As with every year, I gathered with some friends at a local bar in Costa Rica that had satellite TV so we could have some beers, and some hotdogs of course, and watch the event on ESPN. We all got our bets down on the champ, and made our best guess at the total, and settled in for the spectacle.
And then…the unthinkable happened.
What in the world was going on? Did they change the size of the hot dogs? Did they lengthen the completion? We had never seen anything like this…or what was taking place on live TV.
Two guys were eating this many hot dogs. And the winner was not the great Kobayashi. A new champion was born, and finally, the title was coming back home where it rightfully belonged, in the U.S.A.!
The Joey Chestnut Era
Joey Chestnut, a competitive eater who had come close to winning the year before, had trained so hard that he was able to smash the previous record, and despite a valiant effort from the defending champion, Chestnut was taking home the coveted Mustard Belt. As for our bets, they were nothing but trash. But our desire to find out more about this guy took over!
Since that historic win in 2007, Chestnut has gone on to dominate the annual competition. He won the next 7 years in a row, made much easier with the disappearance of Kobayashi from the playing field. He didn’t actually disappear; he felt he was worth more than Major League Eating offered him, so he refused to sign a contract. In fact, in 2009 he showed up to view the contest, eventually being arrested for disrupting the event by jumping on the stage.

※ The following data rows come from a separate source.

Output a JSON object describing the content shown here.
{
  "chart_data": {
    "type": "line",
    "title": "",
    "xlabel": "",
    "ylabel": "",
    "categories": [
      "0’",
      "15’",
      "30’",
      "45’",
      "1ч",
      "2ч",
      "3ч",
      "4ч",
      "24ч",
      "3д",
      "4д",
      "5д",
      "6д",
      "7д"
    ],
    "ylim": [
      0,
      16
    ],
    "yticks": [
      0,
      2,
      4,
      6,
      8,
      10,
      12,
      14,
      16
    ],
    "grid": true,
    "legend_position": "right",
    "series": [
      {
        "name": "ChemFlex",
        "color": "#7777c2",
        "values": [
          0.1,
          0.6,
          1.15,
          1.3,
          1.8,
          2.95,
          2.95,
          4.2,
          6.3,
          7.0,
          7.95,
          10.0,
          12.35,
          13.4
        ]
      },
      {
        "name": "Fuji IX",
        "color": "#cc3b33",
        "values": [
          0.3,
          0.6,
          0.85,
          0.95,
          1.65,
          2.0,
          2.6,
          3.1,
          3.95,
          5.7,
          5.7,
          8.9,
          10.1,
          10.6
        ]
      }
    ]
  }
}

Chestnut was lapping the competition each year, much like his predecessor. In fact, it wasn’t even that fun to watch for us; they shortened the time of the event down to 10 minutes, and he was still eating 60 or so hot dogs, which made it even more grotesque to watch. But then, in 2015, the 8-time champion was unseated in a major upset by Matt “Megatoad” Stonie. The crowd, the betting world, and most lovers of hot dogs were all left in shock. But no one was more upset than Chestnut himself, as you could hear in his voice in the post “game” interview. He vowed revenge, and sure enough, he got it. Last year, “Jaws” took back the title with a jaw-dropping 70 hot dogs eaten in 10 minutes.
So, this year when you are gathered with friends and family on the 4th, see how many hot dogs you can eat in a minute. One? Maybe two? Definitely not three without being an embarrassment to the family. Then think about eating 7 in a minute, every minute, for the next 10. After you wrap your head around that, maybe you too will give these guys a little more credit for what they do, and you will sneak off around noon to a nearby TV and see what the final total will be this year. I know I will be…and who am I kidding, I will definitely be betting on the outcome.